McClelland never identified with any one group in the faction-ridden New South Wales Labor Party, and he was quite prepared to attack his former Labor "mates" when he was enraged about something. One of them was the late Sir John Kerr, a close friend of McClelland from their days in Sydney's legal world, whom Whitlam later appointed governor-general, the Queen's representative. When Kerr sensationally sacked Whitlam's government in November 1975, McClelland felt that he and the Labor Party had been deeply betrayed. He turned against Kerr, describing him as "a lickspittle from the wrong side of the tracks who always wanted to get to the big end of town, moved to the right and charmed the Sydney establishment to get there".

After McClelland left politics disillusioned in 1978, Neville Wran, then Labor premier of New South Wales, appointed him chief judge of the land and environment court, the tribunal that adjudicates between the conflicting interests of development and conservation. Wran, too, felt the backlash from McClelland's tongue when he decided to flout McClelland's ruling that a football stadium could not be built because it would intrude on the historic precincts of Parramatta Park in Sydney. Wran's government passed a special law and the stadium was built. A furious McClelland retorted: "Jim proposes. Neville disposes."

For the last 12 years, McClelland wrote a regular column for The Sydney Morning Herald. He had always really wanted to be a journalist, he once said, and he indulged his love of language by writing across a broad range of issues. He was quite outspoken and at his most readable in attacking both sides of politics, but he was also intensely loyal to those former colleagues whom he felt had managed to avoid being corrupted by the political process.

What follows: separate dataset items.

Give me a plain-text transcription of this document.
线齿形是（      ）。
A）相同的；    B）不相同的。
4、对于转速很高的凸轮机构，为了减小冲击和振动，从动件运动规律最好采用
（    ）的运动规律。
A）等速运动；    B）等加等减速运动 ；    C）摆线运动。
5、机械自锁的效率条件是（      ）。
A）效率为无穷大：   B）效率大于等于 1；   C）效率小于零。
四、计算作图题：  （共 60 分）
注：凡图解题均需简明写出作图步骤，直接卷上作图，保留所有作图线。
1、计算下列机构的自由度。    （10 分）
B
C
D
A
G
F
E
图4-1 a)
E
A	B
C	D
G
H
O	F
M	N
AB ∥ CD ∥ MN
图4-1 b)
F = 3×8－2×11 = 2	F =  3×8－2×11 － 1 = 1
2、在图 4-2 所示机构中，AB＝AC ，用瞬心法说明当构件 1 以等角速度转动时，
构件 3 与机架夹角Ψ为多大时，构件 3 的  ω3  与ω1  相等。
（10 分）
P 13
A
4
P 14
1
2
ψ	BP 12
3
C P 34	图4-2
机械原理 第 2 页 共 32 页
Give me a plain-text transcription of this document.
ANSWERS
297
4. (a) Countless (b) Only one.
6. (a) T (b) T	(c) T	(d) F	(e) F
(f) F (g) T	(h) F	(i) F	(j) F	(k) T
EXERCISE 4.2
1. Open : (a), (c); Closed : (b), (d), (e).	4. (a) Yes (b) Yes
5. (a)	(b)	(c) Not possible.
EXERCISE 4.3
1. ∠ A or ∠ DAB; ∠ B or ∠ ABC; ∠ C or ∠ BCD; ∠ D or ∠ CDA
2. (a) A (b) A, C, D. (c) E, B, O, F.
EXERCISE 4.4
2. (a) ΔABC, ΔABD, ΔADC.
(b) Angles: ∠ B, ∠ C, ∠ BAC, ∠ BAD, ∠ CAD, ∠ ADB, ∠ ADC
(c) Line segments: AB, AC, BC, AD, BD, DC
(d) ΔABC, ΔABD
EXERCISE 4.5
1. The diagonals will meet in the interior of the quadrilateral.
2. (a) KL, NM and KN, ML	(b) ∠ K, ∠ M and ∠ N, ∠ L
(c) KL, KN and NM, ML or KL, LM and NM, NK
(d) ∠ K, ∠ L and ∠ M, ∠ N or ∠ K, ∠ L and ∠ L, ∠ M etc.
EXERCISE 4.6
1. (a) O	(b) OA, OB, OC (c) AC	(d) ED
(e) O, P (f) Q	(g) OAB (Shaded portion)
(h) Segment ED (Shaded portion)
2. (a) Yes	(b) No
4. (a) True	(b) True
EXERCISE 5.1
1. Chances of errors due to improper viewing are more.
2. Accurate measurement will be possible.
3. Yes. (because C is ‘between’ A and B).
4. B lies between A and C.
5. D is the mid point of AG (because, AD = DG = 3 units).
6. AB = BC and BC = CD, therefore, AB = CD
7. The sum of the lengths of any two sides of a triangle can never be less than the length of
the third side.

In his final column on 9 November last year, he wrote: "I have not received a warning fax from the grim reaper, tenuous though my grip on life may be. I have just decided to put my pen down, literally."

James Robert McClelland, judge, politician and writer: born Melbourne, Victoria 3 June 1915; member, Australian Senate 1971-78; judge, New South Wales Industrial Court 1978-80; chief judge, New South Wales Land and Environment Court 1980-85; Chairman, Royal Commission into British Nuclear Weapons Tests in Australia 1984-85; three times married (one son, one daughter); died Wentworth Falls, New South Wales 16 January 1999.